Old Testament: Jeremiah 22:1-23:20
Jeremiah 22:1-23:20 Opening A New Branch
Chap.22 Judah still is not listening to Jeremiah’s warning of impending doom. So he continues and also warns the King, Jehoiakim in vv. 13-19. He was disgraced in death. His body was dumped on a garbage heap (cf. v. 19).
Jeremiah then denounces his son, Coniah (cf. Jer. 37:1), aka Jeconiah (cf. Jer. 24:1; 27:20). He is usually called Jehoiachin. That’s a lot of names for a guy who only ruled for three months (cf. 2 Kings 24:8- 15; 25:27- 30).
Notice the last verse of this chapter is a curse on Coniah (aka Jehoiachin aka Jeconiah). He was going to be childless and none of his descendants was going to sit on the throne of David. That yields a dilemma of sorts. The throne of David was supposed to last forever (cf. Jer. 33:17, also 36:30). But the line of David through Coniah was cut off. Now what? The answer is that there are two genealogies in the New Testament. One traces Jesus’ lineage from David through David’s son, Solomon, to Jeconiah/Coniah to Joseph. Joseph was Jesus’ legal father. But the other genealogy is found in Luke and traces Jesus’ genealogy from Mary back through a different son of David, Nathan, to David (Luke 3:23-38). In that way it bypassed the line of Jeconiah. So Jesus is a blood descendant of David through Mary. Isn’t God amazing? If that weren’t so, the prophecies of Jeremiah would have been false and Jesus would not have qualified to be Messiah.
Chap. 23:1-20 The “shepherds” in verse 1 are the political leaders. Have you ever thought political leaders are “shepherds”? They are supposed to take care of the people they serve. The leaders in Judah were not doing their job.
Verse 5 is a prophecy of Jesus, “the Branch” (cf. Isa. 4:2). He is “righteous” in contrast to the political leaders of Jeremiah’s day. He is the hope of Judah.
In verses 9 – 20, the false prophets are again chastised. The Living Bible says in verse 18, “But can you name even one of these prophets who lives close enough to God to hear what he is saying? Has even one of them cared enough to listen?” They were supposed to be the ones close to God and hearing directly from him but they were deaf. Christians today should be able to hear from the Lord (cf. John 10:4) but how many are really listening to His voice?
Verse 16 is a warning, “Do not listen to the words of the prophets who are prophesying to you. They are leading you into futility; They speak a vision of their own imagination . . . .” We have false prophets today with detestable theologies that are leading the world into a worse destruction than was coming on Judah. They were not to listen to the false prophets and neither should we. How can we avoid them? We must know the Word.
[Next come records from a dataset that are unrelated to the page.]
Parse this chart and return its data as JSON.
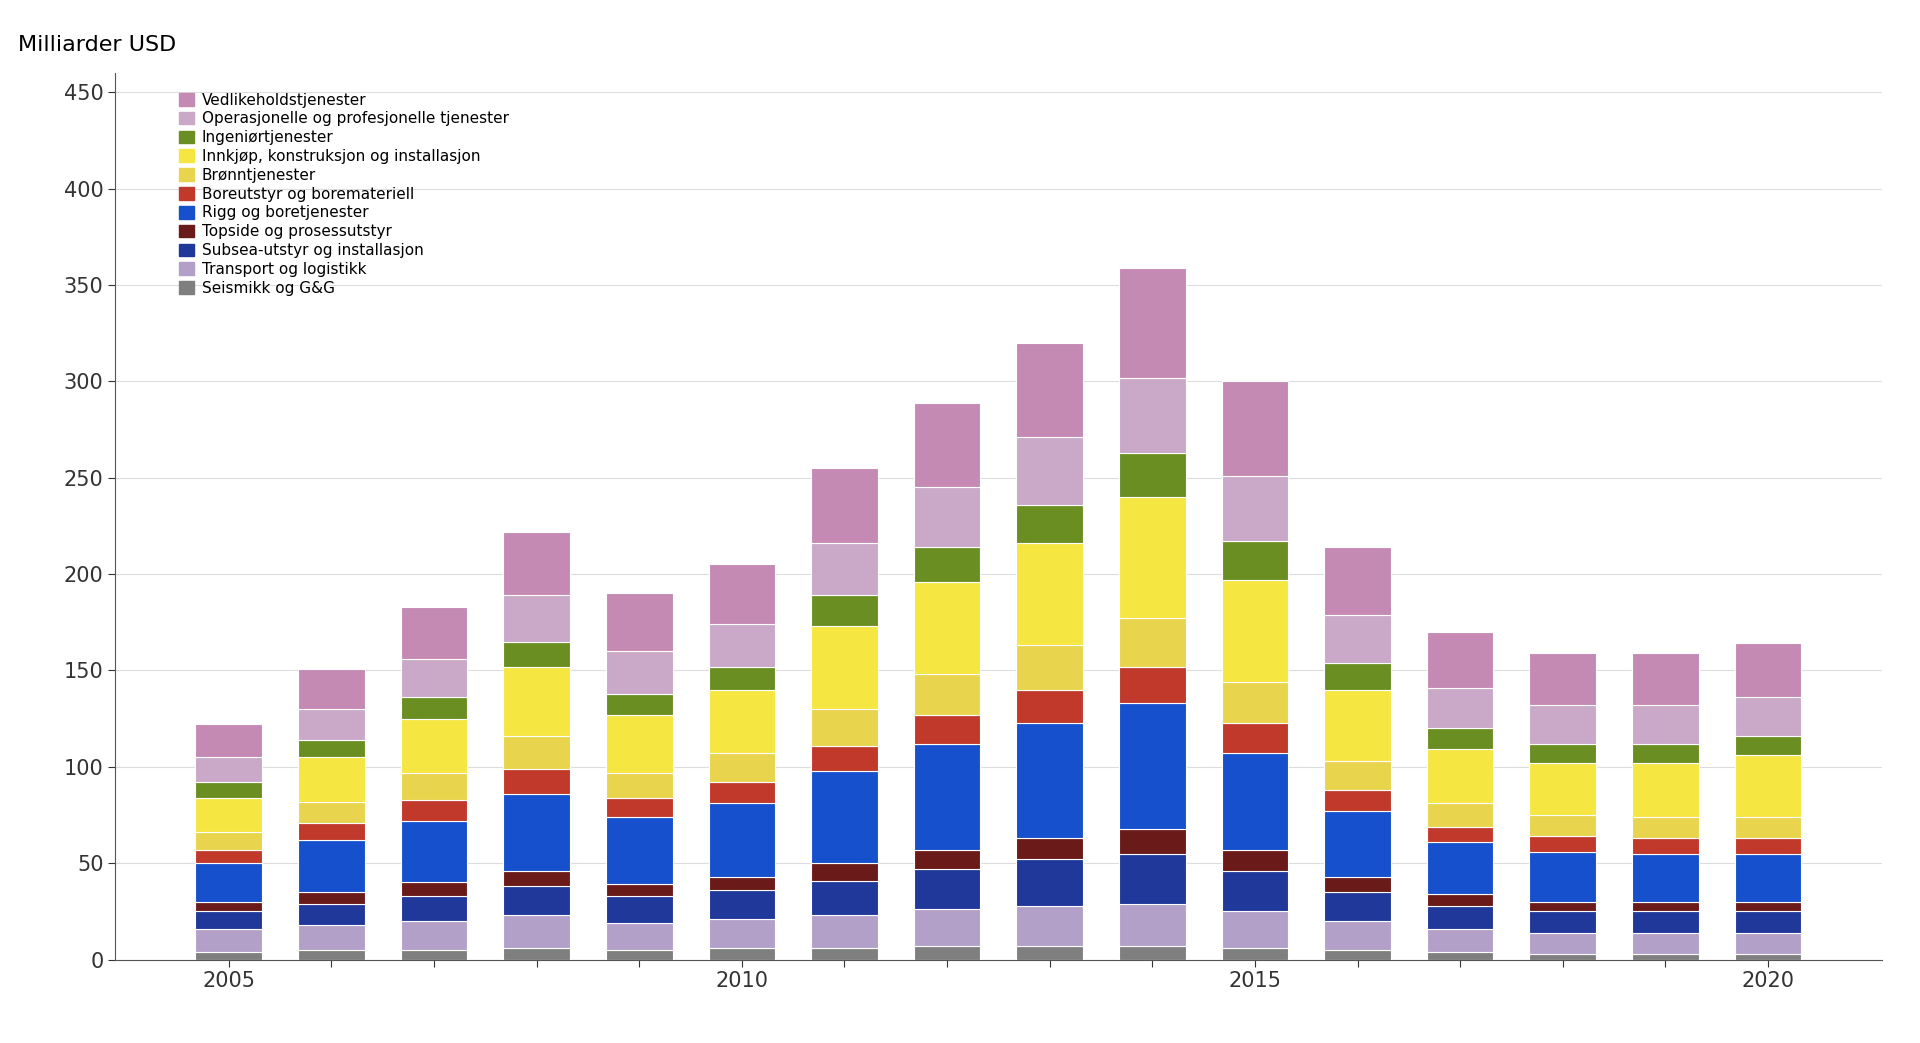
{
  "ylabel": "Milliarder USD",
  "years": [
    2005,
    2006,
    2007,
    2008,
    2009,
    2010,
    2011,
    2012,
    2013,
    2014,
    2015,
    2016,
    2017,
    2018,
    2019,
    2020
  ],
  "segments": [
    "Seismikk og G&G",
    "Transport og logistikk",
    "Subsea-utstyr og installasjon",
    "Topside og prosessutstyr",
    "Rigg og boretjenester",
    "Boreutstyr og boremateriell",
    "Brønntjenester",
    "Innkjøp, konstruksjon og installasjon",
    "Ingeniørtjenester",
    "Operasjonelle og profesjonelle tjenester",
    "Vedlikeholdstjenester"
  ],
  "colors": [
    "#7f7f7f",
    "#b3a0c8",
    "#1f3899",
    "#6b1a1a",
    "#1650cc",
    "#c0392b",
    "#e8d44d",
    "#f5e642",
    "#6b8e23",
    "#c9a8c8",
    "#c48ab4"
  ],
  "data": {
    "Seismikk og G&G": [
      4,
      5,
      5,
      6,
      5,
      6,
      6,
      7,
      7,
      7,
      6,
      5,
      4,
      3,
      3,
      3
    ],
    "Transport og logistikk": [
      12,
      13,
      15,
      17,
      14,
      15,
      17,
      19,
      21,
      22,
      19,
      15,
      12,
      11,
      11,
      11
    ],
    "Subsea-utstyr og installasjon": [
      9,
      11,
      13,
      15,
      14,
      15,
      18,
      21,
      24,
      26,
      21,
      15,
      12,
      11,
      11,
      11
    ],
    "Topside og prosessutstyr": [
      5,
      6,
      7,
      8,
      6,
      7,
      9,
      10,
      11,
      13,
      11,
      8,
      6,
      5,
      5,
      5
    ],
    "Rigg og boretjenester": [
      20,
      27,
      32,
      40,
      35,
      38,
      48,
      55,
      60,
      65,
      50,
      34,
      27,
      26,
      25,
      25
    ],
    "Boreutstyr og boremateriell": [
      7,
      9,
      11,
      13,
      10,
      11,
      13,
      15,
      17,
      19,
      16,
      11,
      8,
      8,
      8,
      8
    ],
    "Brønntjenester": [
      9,
      11,
      14,
      17,
      13,
      15,
      19,
      21,
      23,
      25,
      21,
      15,
      12,
      11,
      11,
      11
    ],
    "Innkjøp, konstruksjon og installasjon": [
      18,
      23,
      28,
      36,
      30,
      33,
      43,
      48,
      53,
      63,
      53,
      37,
      28,
      27,
      28,
      32
    ],
    "Ingeniørtjenester": [
      8,
      9,
      11,
      13,
      11,
      12,
      16,
      18,
      20,
      23,
      20,
      14,
      11,
      10,
      10,
      10
    ],
    "Operasjonelle og profesjonelle tjenester": [
      13,
      16,
      20,
      24,
      22,
      22,
      27,
      31,
      35,
      39,
      34,
      25,
      21,
      20,
      20,
      20
    ],
    "Vedlikeholdstjenester": [
      17,
      21,
      27,
      33,
      30,
      31,
      39,
      44,
      49,
      57,
      49,
      35,
      29,
      27,
      27,
      28
    ]
  },
  "ylim": [
    0,
    460
  ],
  "yticks": [
    0,
    50,
    100,
    150,
    200,
    250,
    300,
    350,
    400,
    450
  ],
  "background_color": "#ffffff",
  "bar_width": 0.65,
  "xtick_years": [
    2005,
    2010,
    2015,
    2020
  ],
  "legend_labels_reversed": [
    "Vedlikeholdstjenester",
    "Operasjonelle og profesjonelle tjenester",
    "Ingeniørtjenester",
    "Innkjøp, konstruksjon og installasjon",
    "Brønntjenester",
    "Boreutstyr og boremateriell",
    "Rigg og boretjenester",
    "Topside og prosessutstyr",
    "Subsea-utstyr og installasjon",
    "Transport og logistikk",
    "Seismikk og G&G"
  ]
}
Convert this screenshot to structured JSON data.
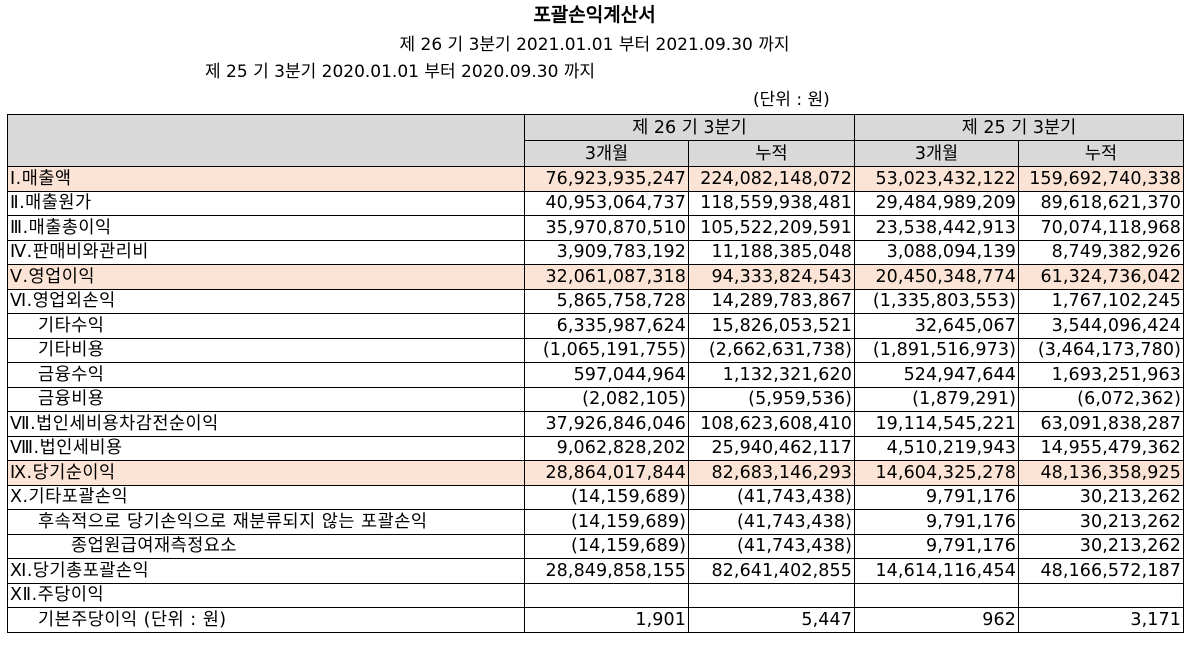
{
  "title": "포괄손익계산서",
  "period_current": "제 26 기 3분기 2021.01.01 부터 2021.09.30 까지",
  "period_prior": "제 25 기 3분기 2020.01.01 부터 2020.09.30 까지",
  "unit": "(단위 : 원)",
  "header": {
    "current_period": "제 26 기 3분기",
    "prior_period": "제 25 기 3분기",
    "col_3m": "3개월",
    "col_cum": "누적"
  },
  "rows": [
    {
      "label": "Ⅰ.매출액",
      "cur_3m": "76,923,935,247",
      "cur_cum": "224,082,148,072",
      "pri_3m": "53,023,432,122",
      "pri_cum": "159,692,740,338"
    },
    {
      "label": "Ⅱ.매출원가",
      "cur_3m": "40,953,064,737",
      "cur_cum": "118,559,938,481",
      "pri_3m": "29,484,989,209",
      "pri_cum": "89,618,621,370"
    },
    {
      "label": "Ⅲ.매출총이익",
      "cur_3m": "35,970,870,510",
      "cur_cum": "105,522,209,591",
      "pri_3m": "23,538,442,913",
      "pri_cum": "70,074,118,968"
    },
    {
      "label": "Ⅳ.판매비와관리비",
      "cur_3m": "3,909,783,192",
      "cur_cum": "11,188,385,048",
      "pri_3m": "3,088,094,139",
      "pri_cum": "8,749,382,926"
    },
    {
      "label": "Ⅴ.영업이익",
      "cur_3m": "32,061,087,318",
      "cur_cum": "94,333,824,543",
      "pri_3m": "20,450,348,774",
      "pri_cum": "61,324,736,042"
    },
    {
      "label": "Ⅵ.영업외손익",
      "cur_3m": "5,865,758,728",
      "cur_cum": "14,289,783,867",
      "pri_3m": "(1,335,803,553)",
      "pri_cum": "1,767,102,245"
    },
    {
      "label": "기타수익",
      "cur_3m": "6,335,987,624",
      "cur_cum": "15,826,053,521",
      "pri_3m": "32,645,067",
      "pri_cum": "3,544,096,424"
    },
    {
      "label": "기타비용",
      "cur_3m": "(1,065,191,755)",
      "cur_cum": "(2,662,631,738)",
      "pri_3m": "(1,891,516,973)",
      "pri_cum": "(3,464,173,780)"
    },
    {
      "label": "금융수익",
      "cur_3m": "597,044,964",
      "cur_cum": "1,132,321,620",
      "pri_3m": "524,947,644",
      "pri_cum": "1,693,251,963"
    },
    {
      "label": "금융비용",
      "cur_3m": "(2,082,105)",
      "cur_cum": "(5,959,536)",
      "pri_3m": "(1,879,291)",
      "pri_cum": "(6,072,362)"
    },
    {
      "label": "Ⅶ.법인세비용차감전순이익",
      "cur_3m": "37,926,846,046",
      "cur_cum": "108,623,608,410",
      "pri_3m": "19,114,545,221",
      "pri_cum": "63,091,838,287"
    },
    {
      "label": "Ⅷ.법인세비용",
      "cur_3m": "9,062,828,202",
      "cur_cum": "25,940,462,117",
      "pri_3m": "4,510,219,943",
      "pri_cum": "14,955,479,362"
    },
    {
      "label": "Ⅸ.당기순이익",
      "cur_3m": "28,864,017,844",
      "cur_cum": "82,683,146,293",
      "pri_3m": "14,604,325,278",
      "pri_cum": "48,136,358,925"
    },
    {
      "label": "Ⅹ.기타포괄손익",
      "cur_3m": "(14,159,689)",
      "cur_cum": "(41,743,438)",
      "pri_3m": "9,791,176",
      "pri_cum": "30,213,262"
    },
    {
      "label": "후속적으로 당기손익으로 재분류되지 않는 포괄손익",
      "cur_3m": "(14,159,689)",
      "cur_cum": "(41,743,438)",
      "pri_3m": "9,791,176",
      "pri_cum": "30,213,262"
    },
    {
      "label": "종업원급여재측정요소",
      "cur_3m": "(14,159,689)",
      "cur_cum": "(41,743,438)",
      "pri_3m": "9,791,176",
      "pri_cum": "30,213,262"
    },
    {
      "label": "Ⅺ.당기총포괄손익",
      "cur_3m": "28,849,858,155",
      "cur_cum": "82,641,402,855",
      "pri_3m": "14,614,116,454",
      "pri_cum": "48,166,572,187"
    },
    {
      "label": "ⅩⅡ.주당이익",
      "cur_3m": "",
      "cur_cum": "",
      "pri_3m": "",
      "pri_cum": ""
    },
    {
      "label": "기본주당이익 (단위 : 원)",
      "cur_3m": "1,901",
      "cur_cum": "5,447",
      "pri_3m": "962",
      "pri_cum": "3,171"
    }
  ],
  "highlight_color": "#fbe4d5",
  "header_color": "#d9d9d9"
}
New Testament: 2 Thessalonians 1:1-12
2 Thessalonians 1:1-12 Hill No
2 Thessalonians was written not long after 1 Thessalonians. There was a misunderstanding about what Paul meant when he explained the “Day of the Lord” in 1 Thessalonians 5:1-11. Some had stopped working thinking that the judgments of the Lord had already arrived. There have been times in church history when similar things have occurred. The Millerites in the mid-1800’s thought that the Day had arrived so they all went up on a hill to wait for the Lord. When the “Day” never arrived, they came back down the hill and formed part of Seventh Day Adventists.
Paul assures the Thessalonians that they should be working and rebukes the church leaders for allowing people to be idle.
Paul once again gives thanks for those in his charge (v. 3). Pastors, do you give thanks for those God has given you no matter how much of a blessing or how difficult they may be? The Thessalonians were known to Paul as loving people whose love grew more and more toward each other (vv. 1 Thess. 1:3; 3:6; 3:12; 4:9). They were persevering despite the persecutions they were enduring (v. 4). Their perseverance in suffering was a proof of their salvation (v. 5).
When Jesus returns in retribution, he will repay those who have been harming the Thessalonians as well as all who have rejected His message of grace (vv. 6-8). Norman Geisler has described Hell as a bunch of people in a room all selfishly wanting their own way. Verse 9 says they will be “away from the presence of the Lord.” I have had some friends that thought that Hell was going to be like one big party. It will not.
Jesus will come back to be “glorified in His saints” (v. 10). The word “saints” literally means “holies.” God sees all His believing children as holy in Christ. They are still obligated to become practically holy (cf. Phil. 2: 12-13) but God sees them through Christ “positionally” and sees them as pure. If He didn’t, no one would get into Heaven. God will be “glorified” in them, that He has extended them His grace.
Paul doesn’t pray that the Thessalonians might “prosper” (v. 11). His prayer is that they will live up to the life God has for them, to be “good” and that they will exercise their faith in works empowered by the Holy Spirit. The result will be that Christ will be glorified in them because of His own grace through Jesus Christ (v. 12).